Polacy od zawsze musieli uciekać, a to przed Niemcami, a to przed Ukraińcami i za granicę gdy rządziła komunistyczna PZPR oraz za chlebem gdy rządziło PO. A wróble ćwierkają, że wybory prezydenckie w Ostrowie może wygrać lewicowa oczywiście obecnie bezpartyjna z czerwonym rodowodem prywatnie przyjaciółka Biedronia, Beata Klimek, gdyż dobrzy ludzie nic nie będą robili.

rrr
5 lat temu

jak ten maly w przedszkolu juz wagaruje to co bedzie jak pojdzie do szkoly wagary za wagarami nie dadza znim rady

Katarzyna
5 lat temu

Zanim Państwo wyleją kubeł pomyj na nauczycielki niech chwilę się zastanowią. Jestem mama dwójki dzieci z tego przedszkola i znam owego Dominika – jest to mówiąc oględnie BARDZO żywe dziecko, które od początku pobytu w przedszkolu sprawia problemy wychowawcze – CODZIENNIE. Nie usprawiedliwiam Pań, ale żadne inne dziecko nie miało takiego pomysłu, a w wersję że namówił go kolega jakoś nie chce mi się wierzyć. Komentującym doradzam zaś nieco ostudzić emocje – łatwo się komentuje anonimowo, prawda?

J..
odpowiada  Katarzyna
5 lat temu

Rodzice pozostawiają dzieci w przedszkolu i to przedszkole jest wtedy za dziecko odpowiedzialne.Nie ważne czy dziecko jest ruchliwe,nadpobudliwe czy niegrzeczne.W przedszkolu ma być bezpieczne,a tutaj placówka niestety nie dopełniła obowiązku odpowiedniego zabezpieczenia wyjścia i niedopilnowania dziecka.

Maria
odpowiada  Katarzyna
5 lat temu

Używanie publiczne imienia obcego dziecka to chyba nie najlepszy pomysł !

Do Katarzyny
odpowiada  Katarzyna
5 lat temu

Z reguły źywe dzieci chodzą do przedszkola…

jola
odpowiada  Katarzyna
5 lat temu

A młody już dzisiaj zapowiedział że znowu ucieknie, także Panie teraz pewnie skupią się na nim.
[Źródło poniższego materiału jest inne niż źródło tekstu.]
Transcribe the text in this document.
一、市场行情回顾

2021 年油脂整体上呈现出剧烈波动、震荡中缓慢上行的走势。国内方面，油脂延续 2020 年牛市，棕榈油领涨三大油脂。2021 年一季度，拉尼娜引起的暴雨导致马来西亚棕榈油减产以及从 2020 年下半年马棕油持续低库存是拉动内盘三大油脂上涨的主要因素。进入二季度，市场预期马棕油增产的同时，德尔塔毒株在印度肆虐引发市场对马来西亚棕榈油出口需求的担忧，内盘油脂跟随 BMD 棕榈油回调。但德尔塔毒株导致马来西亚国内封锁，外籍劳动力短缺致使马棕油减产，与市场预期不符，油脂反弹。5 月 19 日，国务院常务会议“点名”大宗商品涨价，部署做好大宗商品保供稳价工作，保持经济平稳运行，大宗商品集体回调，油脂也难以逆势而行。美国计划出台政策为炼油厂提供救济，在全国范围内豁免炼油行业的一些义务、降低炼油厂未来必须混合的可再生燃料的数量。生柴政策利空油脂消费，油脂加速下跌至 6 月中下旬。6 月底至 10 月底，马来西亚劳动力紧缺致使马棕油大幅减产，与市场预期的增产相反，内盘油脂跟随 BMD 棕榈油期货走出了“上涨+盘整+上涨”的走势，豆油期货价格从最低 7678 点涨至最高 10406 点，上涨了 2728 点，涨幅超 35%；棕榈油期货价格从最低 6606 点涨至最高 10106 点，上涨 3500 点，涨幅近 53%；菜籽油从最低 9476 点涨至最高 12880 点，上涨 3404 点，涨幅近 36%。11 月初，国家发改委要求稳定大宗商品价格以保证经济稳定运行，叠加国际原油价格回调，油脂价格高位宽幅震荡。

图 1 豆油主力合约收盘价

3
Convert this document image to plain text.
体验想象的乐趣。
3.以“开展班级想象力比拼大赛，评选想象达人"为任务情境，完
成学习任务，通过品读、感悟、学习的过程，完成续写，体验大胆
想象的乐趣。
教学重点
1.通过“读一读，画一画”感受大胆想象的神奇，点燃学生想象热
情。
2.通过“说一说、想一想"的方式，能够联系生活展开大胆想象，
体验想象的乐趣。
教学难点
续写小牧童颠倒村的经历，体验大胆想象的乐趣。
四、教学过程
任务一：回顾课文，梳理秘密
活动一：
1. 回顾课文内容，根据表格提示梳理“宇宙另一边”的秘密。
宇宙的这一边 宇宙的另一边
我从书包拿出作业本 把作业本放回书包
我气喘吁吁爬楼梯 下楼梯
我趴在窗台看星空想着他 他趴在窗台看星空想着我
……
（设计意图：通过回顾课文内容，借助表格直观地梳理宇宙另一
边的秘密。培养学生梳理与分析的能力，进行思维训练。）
Może dziecku brakuje uwagi rodziców w domu skoro w ten sposób się zachowuje, tylko szkoda że inni muszą mieć przez niego problemy

ww
odpowiada  Katarzyna
5 lat temu

Można być żywym ale znać granice, a ten dzieciak ich nie zna. Pewnie świetnie się bawił na placu i miał radochę a teraz ktoś musi za to oberwać, bo pewnie jemu się nie dostanie. Efekt bezstresowego wychowania, potem dziwić się że nauczyciel ląduje z kubłem na głowie, ale to też pewnie jego wina.